The Huxtables in Autumn

I love The Cosby Show for many reasons. Like many admirers of the show, I admire the combination of the positive depictions of African-Americans and the high quality of the comedic elements that became the cultural phenomenon that resonates to this day. Still, even with all the acclaim, I don’t think The Cosby Show gets the props that is should from either social or pop culture critics.  For instance, even though Cosby was lauded for the “positivity” his show put on display for America, very rarely is the show’s conscious and ongoing depiction of African-American culture-artistic, political and social-acknowledged.  And, even more frustratingly, as a lover of television, I marvel at how the sheer quality of The Cosby Show is often undervalued.  It’s as if, because it was an important political artifact and is viewed as one of those watershed moments when America’s view on race evolved, no one really talks about how damn funny it was.  Symptomatic of The Cosby Show‘s underestimation is the dismissal of the later years.  Most conversations about the show seem to take for granted that it “jumped the shark” during the later years, specifically, when Olivia joined the cast.

I disagree. 

For one thing, I believe that the post-Olivia years provide a fascinating example of how a long running series can evolve and adapt to the bane of any show that features child actors.  I think the years’ long story arcs of Sondra, Denise and Vanessa are a testament to how strongly the characters were drawn in the early years, I argue that Theo Huxtable is the best depiction of, not only a black teenager, but any teen character on a television show and, the more I pay attention, the more I appreciate the metacommentary of the barely veiled tension between Rudy and Olivia as the latter  began to upstage the former’s role as “the cute one.”

The later years are also necessary viewing for anyone who remains vested in the ongoing conversation of how, “black” The Cosby Show was.
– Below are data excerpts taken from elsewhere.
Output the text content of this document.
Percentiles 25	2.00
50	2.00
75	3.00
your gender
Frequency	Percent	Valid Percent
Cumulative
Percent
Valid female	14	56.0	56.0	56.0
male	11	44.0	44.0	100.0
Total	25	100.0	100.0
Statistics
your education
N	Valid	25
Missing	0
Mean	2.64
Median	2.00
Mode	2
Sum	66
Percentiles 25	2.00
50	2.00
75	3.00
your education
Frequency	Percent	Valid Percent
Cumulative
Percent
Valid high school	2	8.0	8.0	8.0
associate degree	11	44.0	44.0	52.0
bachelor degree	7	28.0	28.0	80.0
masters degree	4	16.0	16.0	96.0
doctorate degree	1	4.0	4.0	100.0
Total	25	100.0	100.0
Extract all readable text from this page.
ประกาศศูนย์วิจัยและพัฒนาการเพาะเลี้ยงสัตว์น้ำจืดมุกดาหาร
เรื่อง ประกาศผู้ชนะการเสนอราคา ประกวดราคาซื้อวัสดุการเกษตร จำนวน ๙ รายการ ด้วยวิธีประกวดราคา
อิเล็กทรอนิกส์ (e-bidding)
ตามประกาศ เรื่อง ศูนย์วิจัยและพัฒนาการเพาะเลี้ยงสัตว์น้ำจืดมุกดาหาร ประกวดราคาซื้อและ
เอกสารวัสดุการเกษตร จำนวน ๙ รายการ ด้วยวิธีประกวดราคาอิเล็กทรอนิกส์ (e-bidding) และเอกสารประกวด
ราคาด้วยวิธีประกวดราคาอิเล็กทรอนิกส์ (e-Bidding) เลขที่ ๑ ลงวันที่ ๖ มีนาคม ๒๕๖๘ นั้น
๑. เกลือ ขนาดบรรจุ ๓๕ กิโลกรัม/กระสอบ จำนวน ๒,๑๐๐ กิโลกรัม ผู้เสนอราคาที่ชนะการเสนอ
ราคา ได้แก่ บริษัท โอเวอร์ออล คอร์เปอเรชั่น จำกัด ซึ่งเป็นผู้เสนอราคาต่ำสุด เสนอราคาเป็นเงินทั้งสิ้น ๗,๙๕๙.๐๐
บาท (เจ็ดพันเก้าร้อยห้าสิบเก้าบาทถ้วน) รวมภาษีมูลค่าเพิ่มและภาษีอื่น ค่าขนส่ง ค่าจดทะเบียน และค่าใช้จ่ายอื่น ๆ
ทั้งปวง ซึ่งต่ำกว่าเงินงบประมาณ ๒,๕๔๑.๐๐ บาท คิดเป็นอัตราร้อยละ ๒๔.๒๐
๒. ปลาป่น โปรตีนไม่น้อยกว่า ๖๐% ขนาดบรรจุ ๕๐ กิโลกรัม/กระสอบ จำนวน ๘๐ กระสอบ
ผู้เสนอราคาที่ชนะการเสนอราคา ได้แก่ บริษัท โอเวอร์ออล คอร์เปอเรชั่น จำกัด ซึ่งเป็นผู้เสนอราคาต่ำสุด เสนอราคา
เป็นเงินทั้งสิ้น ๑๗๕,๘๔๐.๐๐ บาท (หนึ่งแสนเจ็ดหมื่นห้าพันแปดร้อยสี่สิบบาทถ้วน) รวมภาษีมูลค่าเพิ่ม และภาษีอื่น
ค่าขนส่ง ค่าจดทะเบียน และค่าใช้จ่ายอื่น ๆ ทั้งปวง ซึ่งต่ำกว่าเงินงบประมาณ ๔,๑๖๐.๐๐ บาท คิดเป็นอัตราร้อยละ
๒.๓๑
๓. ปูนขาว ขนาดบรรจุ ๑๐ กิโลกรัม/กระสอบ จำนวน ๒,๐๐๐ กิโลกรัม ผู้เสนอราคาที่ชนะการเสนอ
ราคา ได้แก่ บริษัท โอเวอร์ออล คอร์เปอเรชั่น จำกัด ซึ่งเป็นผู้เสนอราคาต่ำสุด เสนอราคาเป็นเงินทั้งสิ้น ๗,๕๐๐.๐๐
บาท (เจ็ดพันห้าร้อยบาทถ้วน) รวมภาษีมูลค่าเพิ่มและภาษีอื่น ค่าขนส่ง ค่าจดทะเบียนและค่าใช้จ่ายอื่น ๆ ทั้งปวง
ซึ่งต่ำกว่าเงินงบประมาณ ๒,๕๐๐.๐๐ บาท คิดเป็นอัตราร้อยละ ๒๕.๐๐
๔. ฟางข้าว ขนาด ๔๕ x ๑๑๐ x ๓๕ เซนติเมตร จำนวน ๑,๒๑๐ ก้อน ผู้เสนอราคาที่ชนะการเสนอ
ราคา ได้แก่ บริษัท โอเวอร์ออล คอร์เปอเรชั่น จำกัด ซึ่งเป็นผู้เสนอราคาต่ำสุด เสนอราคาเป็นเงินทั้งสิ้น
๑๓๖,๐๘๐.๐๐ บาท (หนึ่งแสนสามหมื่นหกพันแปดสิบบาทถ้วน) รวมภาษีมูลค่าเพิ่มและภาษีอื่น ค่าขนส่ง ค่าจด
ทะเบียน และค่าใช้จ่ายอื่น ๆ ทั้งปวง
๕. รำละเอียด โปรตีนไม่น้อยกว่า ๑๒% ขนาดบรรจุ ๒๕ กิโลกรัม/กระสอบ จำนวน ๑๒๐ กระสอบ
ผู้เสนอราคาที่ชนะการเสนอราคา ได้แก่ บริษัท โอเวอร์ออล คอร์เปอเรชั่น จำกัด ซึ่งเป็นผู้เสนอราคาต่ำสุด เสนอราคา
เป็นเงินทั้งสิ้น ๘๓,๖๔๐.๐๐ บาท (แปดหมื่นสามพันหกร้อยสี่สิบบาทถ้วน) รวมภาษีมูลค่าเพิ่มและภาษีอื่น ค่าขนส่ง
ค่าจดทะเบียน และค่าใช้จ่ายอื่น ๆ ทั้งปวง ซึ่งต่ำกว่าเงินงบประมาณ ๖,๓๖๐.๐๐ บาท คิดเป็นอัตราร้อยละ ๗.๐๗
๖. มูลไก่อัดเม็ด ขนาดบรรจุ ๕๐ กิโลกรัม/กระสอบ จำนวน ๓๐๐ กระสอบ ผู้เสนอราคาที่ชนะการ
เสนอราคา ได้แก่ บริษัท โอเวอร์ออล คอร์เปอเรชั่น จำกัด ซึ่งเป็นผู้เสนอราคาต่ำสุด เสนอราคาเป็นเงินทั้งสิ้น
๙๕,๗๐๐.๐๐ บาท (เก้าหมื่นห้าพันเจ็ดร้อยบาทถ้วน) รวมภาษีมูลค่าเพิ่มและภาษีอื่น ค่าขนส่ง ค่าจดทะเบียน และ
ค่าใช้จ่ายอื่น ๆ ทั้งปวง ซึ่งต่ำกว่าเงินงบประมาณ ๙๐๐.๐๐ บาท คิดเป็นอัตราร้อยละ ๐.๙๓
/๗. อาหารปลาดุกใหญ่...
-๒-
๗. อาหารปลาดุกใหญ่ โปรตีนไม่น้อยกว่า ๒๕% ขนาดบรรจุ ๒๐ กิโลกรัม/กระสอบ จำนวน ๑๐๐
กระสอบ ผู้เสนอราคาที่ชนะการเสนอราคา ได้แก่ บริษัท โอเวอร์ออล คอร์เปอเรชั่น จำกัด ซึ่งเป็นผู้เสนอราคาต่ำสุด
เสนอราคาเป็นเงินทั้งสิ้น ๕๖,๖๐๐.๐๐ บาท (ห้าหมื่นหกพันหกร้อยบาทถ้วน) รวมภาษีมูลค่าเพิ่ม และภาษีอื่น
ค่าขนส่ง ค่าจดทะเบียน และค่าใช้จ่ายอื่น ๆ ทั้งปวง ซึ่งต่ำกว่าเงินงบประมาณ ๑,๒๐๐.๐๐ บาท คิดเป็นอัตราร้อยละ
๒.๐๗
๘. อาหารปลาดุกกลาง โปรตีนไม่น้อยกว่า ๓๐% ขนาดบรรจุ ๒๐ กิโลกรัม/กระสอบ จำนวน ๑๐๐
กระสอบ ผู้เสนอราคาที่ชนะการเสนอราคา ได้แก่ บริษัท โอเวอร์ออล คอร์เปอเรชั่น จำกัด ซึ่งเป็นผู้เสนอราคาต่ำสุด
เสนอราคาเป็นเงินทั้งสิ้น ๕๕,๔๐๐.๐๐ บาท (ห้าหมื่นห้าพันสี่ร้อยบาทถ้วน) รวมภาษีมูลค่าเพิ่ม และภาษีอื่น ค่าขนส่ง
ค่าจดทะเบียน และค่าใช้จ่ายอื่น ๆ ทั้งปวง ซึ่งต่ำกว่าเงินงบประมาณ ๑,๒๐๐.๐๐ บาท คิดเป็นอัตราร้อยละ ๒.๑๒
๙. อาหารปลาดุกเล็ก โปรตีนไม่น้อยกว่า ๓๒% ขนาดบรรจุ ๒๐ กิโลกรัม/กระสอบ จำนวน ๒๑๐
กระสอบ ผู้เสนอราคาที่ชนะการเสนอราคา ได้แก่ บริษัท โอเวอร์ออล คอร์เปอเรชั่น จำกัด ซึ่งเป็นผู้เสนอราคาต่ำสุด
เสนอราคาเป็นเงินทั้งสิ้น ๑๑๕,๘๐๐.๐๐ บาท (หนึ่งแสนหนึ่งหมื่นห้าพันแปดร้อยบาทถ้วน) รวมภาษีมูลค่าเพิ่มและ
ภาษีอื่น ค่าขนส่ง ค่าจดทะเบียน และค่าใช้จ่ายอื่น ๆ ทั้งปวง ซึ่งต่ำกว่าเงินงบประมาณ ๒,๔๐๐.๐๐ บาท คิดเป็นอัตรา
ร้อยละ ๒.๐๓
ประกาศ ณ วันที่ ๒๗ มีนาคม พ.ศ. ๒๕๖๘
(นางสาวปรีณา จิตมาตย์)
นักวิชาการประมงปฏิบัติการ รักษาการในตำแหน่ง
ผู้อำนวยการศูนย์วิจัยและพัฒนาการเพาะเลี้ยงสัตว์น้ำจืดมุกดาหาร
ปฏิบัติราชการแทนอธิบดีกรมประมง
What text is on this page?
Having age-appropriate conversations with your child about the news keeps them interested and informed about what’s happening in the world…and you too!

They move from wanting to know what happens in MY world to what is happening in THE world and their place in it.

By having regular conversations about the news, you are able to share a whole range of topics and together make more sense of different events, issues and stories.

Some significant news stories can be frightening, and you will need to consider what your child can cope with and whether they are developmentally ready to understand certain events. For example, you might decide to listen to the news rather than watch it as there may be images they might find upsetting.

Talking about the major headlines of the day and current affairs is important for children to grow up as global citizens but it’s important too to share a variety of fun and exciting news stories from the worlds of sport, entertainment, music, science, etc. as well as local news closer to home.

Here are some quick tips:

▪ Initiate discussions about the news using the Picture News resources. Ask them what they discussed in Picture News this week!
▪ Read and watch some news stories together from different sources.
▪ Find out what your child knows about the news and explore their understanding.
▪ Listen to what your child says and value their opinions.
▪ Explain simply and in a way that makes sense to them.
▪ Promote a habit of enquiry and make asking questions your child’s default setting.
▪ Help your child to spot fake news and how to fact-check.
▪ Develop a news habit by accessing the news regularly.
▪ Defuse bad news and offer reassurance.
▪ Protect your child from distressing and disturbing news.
One of the most common critiques of the show was that, during the turmoil of the Reagan Years, The Cosby Show presented an unrealistic picture of black prosperity and, more damning, a “safe” image for white America.  Cosby and co.’s response to the charge was embodied in the famous season three episode, “Vanessa’s Rich” when Clair and Cliff inform the audience through Vanessa that the Huxtables aren’t rich because, “rich people’s money works for them, and we work for our money.” However, I would submit that the entire character of Cousin Pam was created from the impetus of demonstrating the connection of the Huxtable clan to the black folks that many said they ignored.  For these reasons and more, I love The Cosby Show but I am continually studying and appreciating the Huxtables…in Autumn.

Sho’Nuff Waits For No Man…or Woman

Another reason Sho’Nuff is better than “Bruce” Leroy?  Well, as much as we’ve established that the Shogun of Harlem is a scholar and a gentleman, and he would indeed respect young Ms. Jackson’s wishes to slow things down in their relationships…there’s no way he would have went out like a punk and been in that video with her turning her head on him.